The barrier layer 17 might be applied at the pipeline installation site or alternatively at a factory remote from the installation site and transported to the installation site. In either case, it might also be considered desirable to provide further mechanical protection for the barrier layer 17. This might be achieved by providing further layers of plastics material film web that is wound onto the pipeline length over the barrier layer with much less pressure than the webs forming the barrier layer 17 to build up a protective layer 21 of greater thickness than the barrier layer. Conveniently a plurality of air pockets might be included between the webs forming the protective layer 21 to increase the cushioning and protective effect of the layer 21. The film web or webs forming the protective layer 21 might be the same as or different to those forming the barrier layer 17, however, it is desirable that they at least partially adhere to one another at least localised regions such that the outer protective layer remains as a coherent protective covering during transport (if needed) and pipeline installation.
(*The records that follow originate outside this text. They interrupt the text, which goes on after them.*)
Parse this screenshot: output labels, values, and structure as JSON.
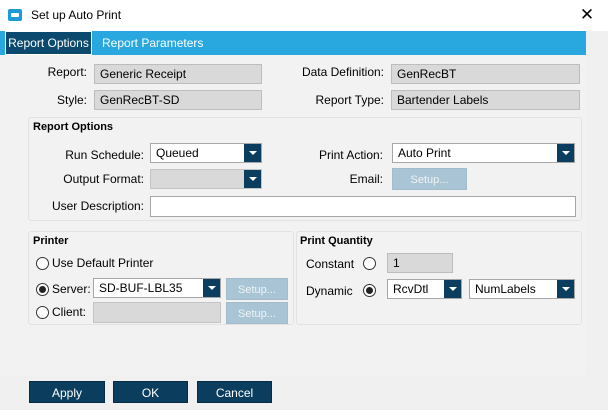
{
  "window": {
    "title": "Set up Auto Print",
    "app_icon": "app-icon",
    "close_glyph": "✕"
  },
  "tabs": [
    {
      "label": "Report Options",
      "active": true
    },
    {
      "label": "Report Parameters",
      "active": false
    }
  ],
  "report": {
    "report_label": "Report:",
    "report_value": "Generic Receipt",
    "style_label": "Style:",
    "style_value": "GenRecBT-SD",
    "data_definition_label": "Data Definition:",
    "data_definition_value": "GenRecBT",
    "report_type_label": "Report Type:",
    "report_type_value": "Bartender Labels"
  },
  "report_options": {
    "title": "Report Options",
    "run_schedule_label": "Run Schedule:",
    "run_schedule_value": "Queued",
    "output_format_label": "Output Format:",
    "output_format_value": "",
    "print_action_label": "Print Action:",
    "print_action_value": "Auto Print",
    "email_label": "Email:",
    "email_setup_label": "Setup...",
    "user_description_label": "User Description:",
    "user_description_value": ""
  },
  "printer": {
    "title": "Printer",
    "use_default_label": "Use Default Printer",
    "server_label": "Server:",
    "server_value": "SD-BUF-LBL35",
    "server_setup_label": "Setup...",
    "client_label": "Client:",
    "client_value": "",
    "client_setup_label": "Setup...",
    "selected": "server"
  },
  "print_quantity": {
    "title": "Print Quantity",
    "constant_label": "Constant",
    "constant_value": "1",
    "dynamic_label": "Dynamic",
    "dynamic_table_value": "RcvDtl",
    "dynamic_field_value": "NumLabels",
    "selected": "dynamic"
  },
  "footer": {
    "apply_label": "Apply",
    "ok_label": "OK",
    "cancel_label": "Cancel"
  },
  "colors": {
    "accent_tab_bar": "#29a8df",
    "active_tab": "#0b4a6e",
    "button": "#0b3e5e",
    "disabled_button": "#a9c4d4"
  }
}
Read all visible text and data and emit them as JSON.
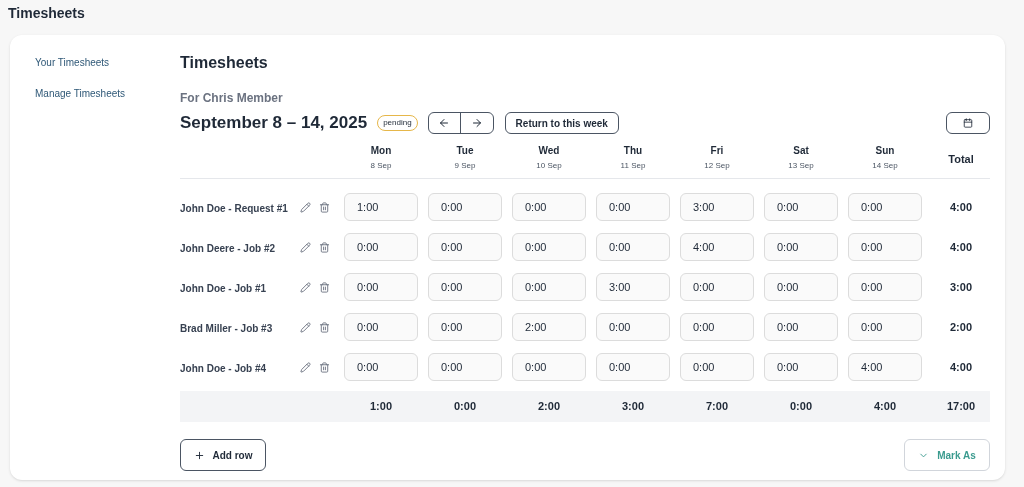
{
  "page_title": "Timesheets",
  "sidebar": {
    "items": [
      {
        "label": "Your Timesheets"
      },
      {
        "label": "Manage Timesheets"
      }
    ]
  },
  "heading": "Timesheets",
  "subtitle": "For Chris Member",
  "week": {
    "range": "September 8 – 14, 2025",
    "status": "pending",
    "return_button": "Return to this week"
  },
  "table": {
    "days": [
      {
        "day": "Mon",
        "date": "8 Sep"
      },
      {
        "day": "Tue",
        "date": "9 Sep"
      },
      {
        "day": "Wed",
        "date": "10 Sep"
      },
      {
        "day": "Thu",
        "date": "11 Sep"
      },
      {
        "day": "Fri",
        "date": "12 Sep"
      },
      {
        "day": "Sat",
        "date": "13 Sep"
      },
      {
        "day": "Sun",
        "date": "14 Sep"
      }
    ],
    "total_header": "Total",
    "rows": [
      {
        "name": "John Doe - Request #1",
        "values": [
          "1:00",
          "0:00",
          "0:00",
          "0:00",
          "3:00",
          "0:00",
          "0:00"
        ],
        "total": "4:00"
      },
      {
        "name": "John Deere - Job #2",
        "values": [
          "0:00",
          "0:00",
          "0:00",
          "0:00",
          "4:00",
          "0:00",
          "0:00"
        ],
        "total": "4:00"
      },
      {
        "name": "John Doe - Job #1",
        "values": [
          "0:00",
          "0:00",
          "0:00",
          "3:00",
          "0:00",
          "0:00",
          "0:00"
        ],
        "total": "3:00"
      },
      {
        "name": "Brad Miller - Job #3",
        "values": [
          "0:00",
          "0:00",
          "2:00",
          "0:00",
          "0:00",
          "0:00",
          "0:00"
        ],
        "total": "2:00"
      },
      {
        "name": "John Doe - Job #4",
        "values": [
          "0:00",
          "0:00",
          "0:00",
          "0:00",
          "0:00",
          "0:00",
          "4:00"
        ],
        "total": "4:00"
      }
    ],
    "day_totals": [
      "1:00",
      "0:00",
      "2:00",
      "3:00",
      "7:00",
      "0:00",
      "4:00"
    ],
    "grand_total": "17:00"
  },
  "add_row_button": "Add row",
  "mark_as_button": "Mark As"
}
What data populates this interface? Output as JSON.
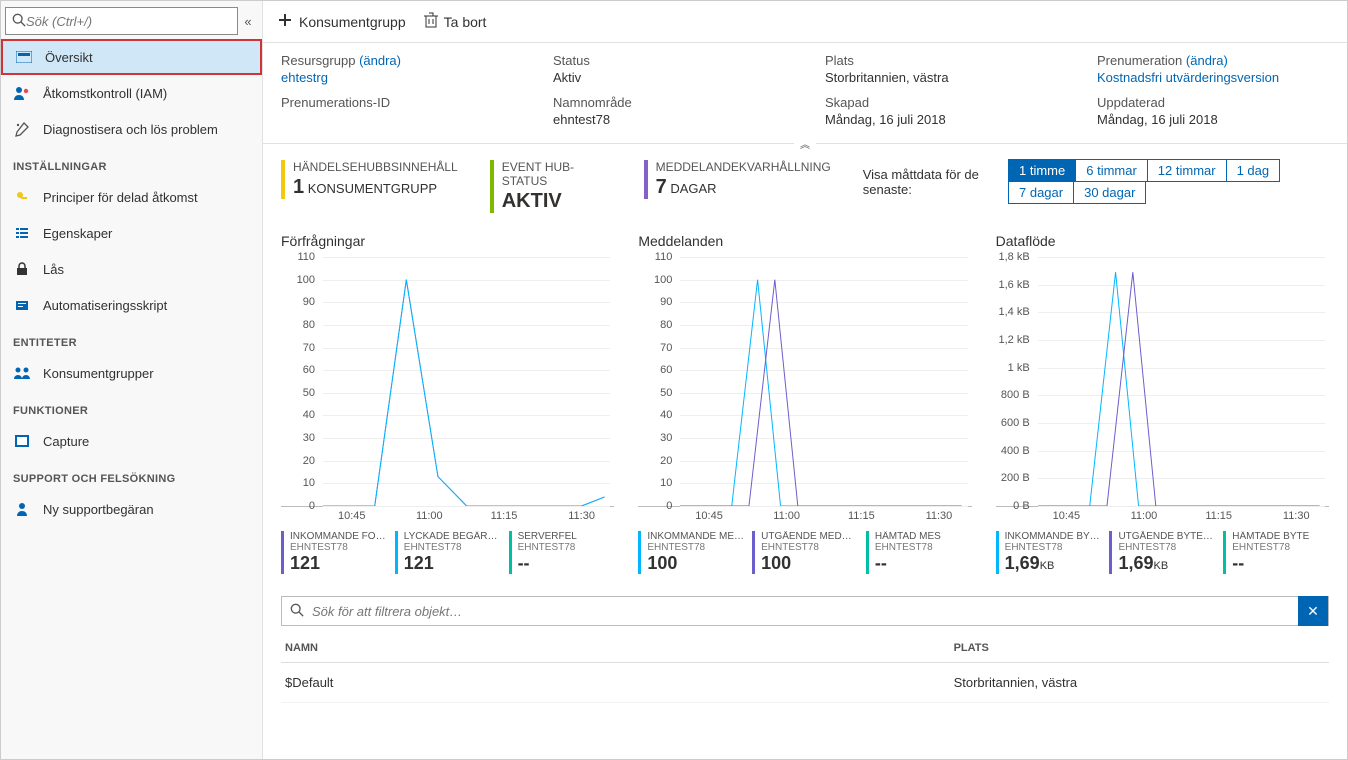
{
  "search": {
    "placeholder": "Sök (Ctrl+/)"
  },
  "sidebar": {
    "items": [
      {
        "label": "Översikt"
      },
      {
        "label": "Åtkomstkontroll (IAM)"
      },
      {
        "label": "Diagnostisera och lös problem"
      }
    ],
    "section_settings": "INSTÄLLNINGAR",
    "settings_items": [
      {
        "label": "Principer för delad åtkomst"
      },
      {
        "label": "Egenskaper"
      },
      {
        "label": "Lås"
      },
      {
        "label": "Automatiseringsskript"
      }
    ],
    "section_entities": "ENTITETER",
    "entities_items": [
      {
        "label": "Konsumentgrupper"
      }
    ],
    "section_functions": "FUNKTIONER",
    "functions_items": [
      {
        "label": "Capture"
      }
    ],
    "section_support": "SUPPORT OCH FELSÖKNING",
    "support_items": [
      {
        "label": "Ny supportbegäran"
      }
    ]
  },
  "toolbar": {
    "add_group": "Konsumentgrupp",
    "delete": "Ta bort"
  },
  "props": {
    "rg_label": "Resursgrupp",
    "rg_change": "(ändra)",
    "rg_value": "ehtestrg",
    "subid_label": "Prenumerations-ID",
    "status_label": "Status",
    "status_value": "Aktiv",
    "ns_label": "Namnområde",
    "ns_value": "ehntest78",
    "loc_label": "Plats",
    "loc_value": "Storbritannien, västra",
    "created_label": "Skapad",
    "created_value": "Måndag, 16 juli 2018",
    "sub_label": "Prenumeration",
    "sub_change": "(ändra)",
    "sub_value": "Kostnadsfri utvärderingsversion",
    "updated_label": "Uppdaterad",
    "updated_value": "Måndag, 16 juli 2018"
  },
  "strip": {
    "content_label": "HÄNDELSEHUBBSINNEHÅLL",
    "content_value_num": "1",
    "content_value_unit": "KONSUMENTGRUPP",
    "status_label": "EVENT HUB-STATUS",
    "status_value": "AKTIV",
    "retention_label": "MEDDELANDEKVARHÅLLNING",
    "retention_value_num": "7",
    "retention_value_unit": "DAGAR"
  },
  "timefilter": {
    "label": "Visa måttdata för de senaste:",
    "buttons": [
      "1 timme",
      "6 timmar",
      "12 timmar",
      "1 dag",
      "7 dagar",
      "30 dagar"
    ],
    "active": 0
  },
  "chart_data": [
    {
      "type": "line",
      "title": "Förfrågningar",
      "xlabel": "",
      "ylabel": "",
      "ylim": [
        0,
        110
      ],
      "x_ticks": [
        "10:45",
        "11:00",
        "11:15",
        "11:30"
      ],
      "series": [
        {
          "name": "INKOMMANDE FORF…",
          "source": "EHNTEST78",
          "color": "#6b5ecd",
          "points": [
            [
              0,
              0
            ],
            [
              18,
              0
            ],
            [
              29,
              100
            ],
            [
              40,
              13
            ],
            [
              50,
              0
            ],
            [
              90,
              0
            ],
            [
              98,
              4
            ]
          ],
          "display_value": "121"
        },
        {
          "name": "LYCKADE BEGÄRANDEN",
          "source": "EHNTEST78",
          "color": "#00b7ff",
          "points": [
            [
              0,
              0
            ],
            [
              18,
              0
            ],
            [
              29,
              100
            ],
            [
              40,
              13
            ],
            [
              50,
              0
            ],
            [
              90,
              0
            ],
            [
              98,
              4
            ]
          ],
          "display_value": "121"
        },
        {
          "name": "SERVERFEL",
          "source": "EHNTEST78",
          "color": "#00bfa5",
          "points": [],
          "display_value": "--"
        }
      ]
    },
    {
      "type": "line",
      "title": "Meddelanden",
      "xlabel": "",
      "ylabel": "",
      "ylim": [
        0,
        110
      ],
      "x_ticks": [
        "10:45",
        "11:00",
        "11:15",
        "11:30"
      ],
      "series": [
        {
          "name": "INKOMMANDE MED…",
          "source": "EHNTEST78",
          "color": "#00b7ff",
          "points": [
            [
              0,
              0
            ],
            [
              18,
              0
            ],
            [
              27,
              100
            ],
            [
              35,
              0
            ],
            [
              98,
              0
            ]
          ],
          "display_value": "100"
        },
        {
          "name": "UTGÅENDE MEDD…",
          "source": "EHNTEST78",
          "color": "#6b5ecd",
          "points": [
            [
              0,
              0
            ],
            [
              24,
              0
            ],
            [
              33,
              100
            ],
            [
              41,
              0
            ],
            [
              98,
              0
            ]
          ],
          "display_value": "100"
        },
        {
          "name": "HÄMTAD MES",
          "source": "EHNTEST78",
          "color": "#00bfa5",
          "points": [],
          "display_value": "--"
        }
      ]
    },
    {
      "type": "line",
      "title": "Dataflöde",
      "xlabel": "",
      "ylabel": "",
      "ylim": [
        0,
        1800
      ],
      "y_tick_labels": [
        "0 B",
        "200 B",
        "400 B",
        "600 B",
        "800 B",
        "1 kB",
        "1,2 kB",
        "1,4 kB",
        "1,6 kB",
        "1,8 kB"
      ],
      "x_ticks": [
        "10:45",
        "11:00",
        "11:15",
        "11:30"
      ],
      "series": [
        {
          "name": "INKOMMANDE BYTE (…",
          "source": "EHNTEST78",
          "color": "#00b7ff",
          "points": [
            [
              0,
              0
            ],
            [
              18,
              0
            ],
            [
              27,
              1690
            ],
            [
              35,
              0
            ],
            [
              98,
              0
            ]
          ],
          "display_value": "1,69",
          "unit": "KB"
        },
        {
          "name": "UTGÅENDE BYTE (…",
          "source": "EHNTEST78",
          "color": "#6b5ecd",
          "points": [
            [
              0,
              0
            ],
            [
              24,
              0
            ],
            [
              33,
              1690
            ],
            [
              41,
              0
            ],
            [
              98,
              0
            ]
          ],
          "display_value": "1,69",
          "unit": "KB"
        },
        {
          "name": "HÄMTADE BYTE",
          "source": "EHNTEST78",
          "color": "#00bfa5",
          "points": [],
          "display_value": "--"
        }
      ]
    }
  ],
  "filter": {
    "placeholder": "Sök för att filtrera objekt…"
  },
  "table": {
    "col_name": "NAMN",
    "col_loc": "PLATS",
    "rows": [
      {
        "name": "$Default",
        "loc": "Storbritannien, västra"
      }
    ]
  }
}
Steel or ductile/cast iron pipeline lengths are normally joined to form the desired pipeline by welding or by the use of elastomeric sealing rings with appropriate cooperating mechanical connection means to join the lengths together. Such joins in the pipeline lengths might be protected in a similar manner to existing systems, for example by the use of sleeves overlying the joint region that might be heat shrunk into place. If conditions allow, the joint regions might be over wound with plastics film web in a similar manner to the pipeline length itself. Any other known method of protecting the join regions might also be used. If further protection is desired a loose polyethylene sleeve might be used to encase the whole pipeline that has been protected by the use of a barrier layer 17 as discussed in the foregoing.